Punto de vista de Sofía:
Todo llegó a un punto crítico hace dos semanas.
La llamada llegó justo después de la medianoche, un sonido agudo e inoportuno que me arrancó de un sueño superficial e inquieto. Era la policía local.
"Señora, tenemos a su hijo, Mateo Montes, bajo custodia".
Mi corazón se detuvo. El mundo se inclinó sobre su eje.
Mateo, mi dulce, brillante y complicado niño. Había estado en una fiesta en casa de un amigo en Las Lomas. Se había desatado una pelea.
Cuando llegué a la delegación, el aire estaba cargado del olor a café rancio y desinfectante. Las luces fluorescentes zumbaban, proyectando un brillo amarillento y enfermizo sobre todo. Mateo estaba sentado en una banca con un grupo de otros adolescentes, todos con aspecto hosco y desafiante.

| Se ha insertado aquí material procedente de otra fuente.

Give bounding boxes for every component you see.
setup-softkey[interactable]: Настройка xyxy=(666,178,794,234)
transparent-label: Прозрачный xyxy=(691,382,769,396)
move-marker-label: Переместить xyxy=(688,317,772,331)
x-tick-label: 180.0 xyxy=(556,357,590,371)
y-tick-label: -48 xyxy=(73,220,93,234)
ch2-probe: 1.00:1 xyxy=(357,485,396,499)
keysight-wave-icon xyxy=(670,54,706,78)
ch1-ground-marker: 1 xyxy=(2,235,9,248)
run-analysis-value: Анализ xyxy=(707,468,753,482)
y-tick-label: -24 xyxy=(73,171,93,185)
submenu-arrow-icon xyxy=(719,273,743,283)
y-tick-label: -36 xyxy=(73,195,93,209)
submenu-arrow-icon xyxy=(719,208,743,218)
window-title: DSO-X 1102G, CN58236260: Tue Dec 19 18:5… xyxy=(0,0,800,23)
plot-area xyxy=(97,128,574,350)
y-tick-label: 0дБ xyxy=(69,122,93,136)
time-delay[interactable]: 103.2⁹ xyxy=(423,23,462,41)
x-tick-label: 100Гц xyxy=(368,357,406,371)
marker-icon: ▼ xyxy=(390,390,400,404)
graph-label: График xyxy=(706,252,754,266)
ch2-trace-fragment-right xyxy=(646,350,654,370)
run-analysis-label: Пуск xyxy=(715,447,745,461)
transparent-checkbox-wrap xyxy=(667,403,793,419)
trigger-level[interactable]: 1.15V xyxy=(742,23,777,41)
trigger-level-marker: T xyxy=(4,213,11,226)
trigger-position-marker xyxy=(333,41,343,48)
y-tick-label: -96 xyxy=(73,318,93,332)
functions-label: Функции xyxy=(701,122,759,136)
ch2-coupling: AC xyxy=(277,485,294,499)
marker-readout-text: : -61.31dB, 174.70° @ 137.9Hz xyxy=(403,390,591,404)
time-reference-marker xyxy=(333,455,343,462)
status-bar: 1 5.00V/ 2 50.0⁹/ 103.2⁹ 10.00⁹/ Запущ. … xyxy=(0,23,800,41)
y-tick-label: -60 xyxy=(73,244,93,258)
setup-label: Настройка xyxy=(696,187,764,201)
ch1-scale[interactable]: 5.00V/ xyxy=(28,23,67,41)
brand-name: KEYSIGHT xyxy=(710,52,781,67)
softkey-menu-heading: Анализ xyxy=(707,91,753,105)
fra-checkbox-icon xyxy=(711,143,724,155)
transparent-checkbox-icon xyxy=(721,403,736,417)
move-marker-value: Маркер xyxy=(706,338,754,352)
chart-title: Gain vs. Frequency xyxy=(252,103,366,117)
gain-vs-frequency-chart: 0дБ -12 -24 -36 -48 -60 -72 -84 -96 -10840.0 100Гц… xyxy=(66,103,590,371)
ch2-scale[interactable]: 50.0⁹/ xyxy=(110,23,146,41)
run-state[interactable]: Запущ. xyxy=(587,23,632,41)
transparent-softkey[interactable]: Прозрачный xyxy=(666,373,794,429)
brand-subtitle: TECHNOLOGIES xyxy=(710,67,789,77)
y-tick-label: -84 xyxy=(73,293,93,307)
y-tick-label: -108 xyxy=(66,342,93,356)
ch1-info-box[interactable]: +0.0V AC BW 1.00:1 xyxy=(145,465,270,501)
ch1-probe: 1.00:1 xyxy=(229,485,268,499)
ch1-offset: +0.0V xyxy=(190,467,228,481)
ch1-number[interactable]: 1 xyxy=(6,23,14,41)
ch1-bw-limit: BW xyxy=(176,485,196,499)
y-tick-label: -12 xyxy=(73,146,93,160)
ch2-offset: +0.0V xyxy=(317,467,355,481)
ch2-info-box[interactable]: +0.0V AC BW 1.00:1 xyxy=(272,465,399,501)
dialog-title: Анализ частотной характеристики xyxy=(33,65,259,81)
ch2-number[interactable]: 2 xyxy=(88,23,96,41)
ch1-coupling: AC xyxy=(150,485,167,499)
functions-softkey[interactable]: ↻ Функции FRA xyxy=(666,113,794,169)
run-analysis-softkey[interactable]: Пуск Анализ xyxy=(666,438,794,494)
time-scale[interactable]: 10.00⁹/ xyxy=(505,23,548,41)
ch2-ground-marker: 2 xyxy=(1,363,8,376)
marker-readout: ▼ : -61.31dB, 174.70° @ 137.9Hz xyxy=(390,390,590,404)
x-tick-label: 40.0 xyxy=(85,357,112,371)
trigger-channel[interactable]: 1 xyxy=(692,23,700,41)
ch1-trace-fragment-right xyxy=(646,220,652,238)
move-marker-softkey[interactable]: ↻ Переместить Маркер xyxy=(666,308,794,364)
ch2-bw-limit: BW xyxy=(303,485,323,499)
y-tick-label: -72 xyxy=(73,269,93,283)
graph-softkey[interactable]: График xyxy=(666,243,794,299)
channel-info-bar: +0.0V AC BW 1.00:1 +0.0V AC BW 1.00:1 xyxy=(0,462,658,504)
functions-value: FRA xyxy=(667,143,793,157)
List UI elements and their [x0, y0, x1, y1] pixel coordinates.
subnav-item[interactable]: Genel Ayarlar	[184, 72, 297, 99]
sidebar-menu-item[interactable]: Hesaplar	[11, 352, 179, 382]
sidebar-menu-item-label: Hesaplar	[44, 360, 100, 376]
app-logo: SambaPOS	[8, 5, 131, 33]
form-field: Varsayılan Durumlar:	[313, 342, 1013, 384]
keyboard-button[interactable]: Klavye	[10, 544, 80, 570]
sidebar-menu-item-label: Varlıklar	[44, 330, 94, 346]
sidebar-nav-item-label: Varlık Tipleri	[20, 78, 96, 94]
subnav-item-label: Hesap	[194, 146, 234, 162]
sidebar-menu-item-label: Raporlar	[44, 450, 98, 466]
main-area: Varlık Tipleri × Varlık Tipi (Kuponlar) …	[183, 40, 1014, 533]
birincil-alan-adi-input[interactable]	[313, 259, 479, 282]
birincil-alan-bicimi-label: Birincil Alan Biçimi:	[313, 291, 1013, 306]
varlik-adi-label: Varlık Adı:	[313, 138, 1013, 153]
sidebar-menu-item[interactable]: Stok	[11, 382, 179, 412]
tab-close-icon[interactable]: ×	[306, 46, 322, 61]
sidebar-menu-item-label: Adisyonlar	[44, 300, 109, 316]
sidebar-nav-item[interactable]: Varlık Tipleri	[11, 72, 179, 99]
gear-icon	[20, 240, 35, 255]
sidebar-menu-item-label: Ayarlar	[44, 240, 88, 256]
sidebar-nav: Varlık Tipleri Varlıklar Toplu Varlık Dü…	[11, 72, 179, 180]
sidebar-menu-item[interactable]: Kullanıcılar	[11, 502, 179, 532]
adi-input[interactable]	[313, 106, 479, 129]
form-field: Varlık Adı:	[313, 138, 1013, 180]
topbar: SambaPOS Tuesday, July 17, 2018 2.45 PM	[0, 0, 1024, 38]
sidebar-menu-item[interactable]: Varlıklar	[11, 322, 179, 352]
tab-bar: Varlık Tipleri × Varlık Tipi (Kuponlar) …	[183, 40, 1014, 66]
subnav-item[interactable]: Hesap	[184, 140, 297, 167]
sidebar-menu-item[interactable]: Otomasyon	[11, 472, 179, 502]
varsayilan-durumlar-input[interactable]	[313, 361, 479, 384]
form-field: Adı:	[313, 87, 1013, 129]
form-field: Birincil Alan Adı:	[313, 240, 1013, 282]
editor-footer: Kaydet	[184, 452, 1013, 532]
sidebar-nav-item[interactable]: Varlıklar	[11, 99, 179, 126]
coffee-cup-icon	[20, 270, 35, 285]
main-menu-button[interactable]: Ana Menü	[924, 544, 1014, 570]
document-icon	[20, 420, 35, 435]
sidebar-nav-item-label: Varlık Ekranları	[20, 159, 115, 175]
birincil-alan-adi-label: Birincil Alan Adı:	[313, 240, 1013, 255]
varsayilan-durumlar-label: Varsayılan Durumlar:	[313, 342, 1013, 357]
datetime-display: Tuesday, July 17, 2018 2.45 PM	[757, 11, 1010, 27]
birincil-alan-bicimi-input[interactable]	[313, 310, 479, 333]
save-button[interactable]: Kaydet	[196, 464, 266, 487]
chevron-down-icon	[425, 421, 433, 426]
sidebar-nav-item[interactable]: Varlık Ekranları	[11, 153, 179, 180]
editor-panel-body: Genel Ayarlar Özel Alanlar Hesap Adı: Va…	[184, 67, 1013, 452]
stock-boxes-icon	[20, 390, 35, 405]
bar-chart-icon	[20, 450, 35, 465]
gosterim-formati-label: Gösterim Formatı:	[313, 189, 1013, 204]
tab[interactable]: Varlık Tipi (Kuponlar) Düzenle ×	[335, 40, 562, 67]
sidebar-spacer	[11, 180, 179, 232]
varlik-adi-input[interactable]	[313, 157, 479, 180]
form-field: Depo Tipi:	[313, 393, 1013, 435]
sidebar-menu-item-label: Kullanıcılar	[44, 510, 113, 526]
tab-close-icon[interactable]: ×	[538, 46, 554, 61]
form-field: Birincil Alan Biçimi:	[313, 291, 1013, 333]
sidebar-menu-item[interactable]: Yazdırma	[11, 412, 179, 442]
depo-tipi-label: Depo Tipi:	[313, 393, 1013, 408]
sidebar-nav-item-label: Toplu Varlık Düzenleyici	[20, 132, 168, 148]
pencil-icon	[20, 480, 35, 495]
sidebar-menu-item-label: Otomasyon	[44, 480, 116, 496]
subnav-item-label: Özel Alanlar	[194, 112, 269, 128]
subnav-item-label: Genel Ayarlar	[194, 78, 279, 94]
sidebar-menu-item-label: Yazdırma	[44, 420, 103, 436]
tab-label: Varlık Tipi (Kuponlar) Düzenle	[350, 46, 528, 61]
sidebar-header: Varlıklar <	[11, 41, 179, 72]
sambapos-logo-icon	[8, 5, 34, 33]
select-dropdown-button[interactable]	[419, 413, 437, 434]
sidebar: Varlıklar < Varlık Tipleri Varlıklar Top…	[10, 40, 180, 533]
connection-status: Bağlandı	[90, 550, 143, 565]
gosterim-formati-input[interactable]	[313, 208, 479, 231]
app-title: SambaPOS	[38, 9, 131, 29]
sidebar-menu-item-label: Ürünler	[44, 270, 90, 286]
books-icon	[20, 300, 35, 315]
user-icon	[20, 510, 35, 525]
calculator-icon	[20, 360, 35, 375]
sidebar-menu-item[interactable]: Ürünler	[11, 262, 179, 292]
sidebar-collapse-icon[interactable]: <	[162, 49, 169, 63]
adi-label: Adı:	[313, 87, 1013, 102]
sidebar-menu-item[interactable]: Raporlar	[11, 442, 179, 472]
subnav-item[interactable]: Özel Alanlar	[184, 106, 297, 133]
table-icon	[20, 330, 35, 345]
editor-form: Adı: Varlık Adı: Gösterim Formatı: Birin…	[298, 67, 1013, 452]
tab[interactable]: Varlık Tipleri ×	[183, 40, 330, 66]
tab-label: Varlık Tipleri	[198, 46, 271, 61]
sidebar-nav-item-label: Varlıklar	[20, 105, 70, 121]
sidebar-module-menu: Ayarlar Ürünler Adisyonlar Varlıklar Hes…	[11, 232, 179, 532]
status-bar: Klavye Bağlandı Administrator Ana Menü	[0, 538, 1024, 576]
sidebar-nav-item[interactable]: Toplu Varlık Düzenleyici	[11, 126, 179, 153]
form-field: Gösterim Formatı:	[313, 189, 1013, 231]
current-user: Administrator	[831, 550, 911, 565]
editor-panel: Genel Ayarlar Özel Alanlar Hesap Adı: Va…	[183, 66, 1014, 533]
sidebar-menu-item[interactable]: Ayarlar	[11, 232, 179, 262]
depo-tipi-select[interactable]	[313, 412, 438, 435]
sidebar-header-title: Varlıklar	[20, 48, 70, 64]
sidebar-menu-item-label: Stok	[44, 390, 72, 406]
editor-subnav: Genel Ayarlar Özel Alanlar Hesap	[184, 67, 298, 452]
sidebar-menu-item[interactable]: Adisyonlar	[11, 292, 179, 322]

Y a su lado, con la mano apoyada posesivamente en su brazo, estaba su novia, Valeria. Era una copia al carbón de Camila Kirby: toda pucheros fabricados, mechas caras y una mirada vacía y calculadora en sus ojos.
Ella me vio primero. Sus labios perfectamente brillantes se curvaron en una mueca de desdén.
"Oh, miren", dijo, su voz lo suficientemente alta para que todos la oyeran. "Llegó la caballería".
Algunos de los otros chicos se rieron por lo bajo. Mateo se movió incómodo, apartando su brazo de ella. Su rostro era una máscara de irritación. No me miraba.
"¿Mateo? ¿Estás bien?", pregunté, mi voz temblando mientras corría hacia él.
Finalmente levantó la vista, y la expresión de su rostro fue un golpe físico. No era alivio. No era miedo. Era vergüenza.
Estaba avergonzado de mí.
"Por Dios, mamá", murmuró, su voz cargada de veneno. "¿Podrías ser más vergonzosa?".
Mi cuerpo se puso rígido. La sangre se drenó de mi rostro, un entumecimiento frío se extendió por mis extremidades. De repente fui intensamente consciente de mi apariencia. Me había puesto lo primero que encontré: unos pants de yoga deslavados y un viejo suéter de cachemira que había visto días mejores. Mi cabello estaba recogido apresuradamente, y sabía, sin mirar, que mi rostro estaba sin maquillaje, marcado por la preocupación y la falta de sueño.
Parecía una madre. Una madre frenética y aterrorizada.
Y mi hijo me miraba como si fuera algo que hubiera raspado de la suela de su zapato.
La represa de mi compostura, tan cuidadosamente construida a lo largo de los años, finalmente se agrietó.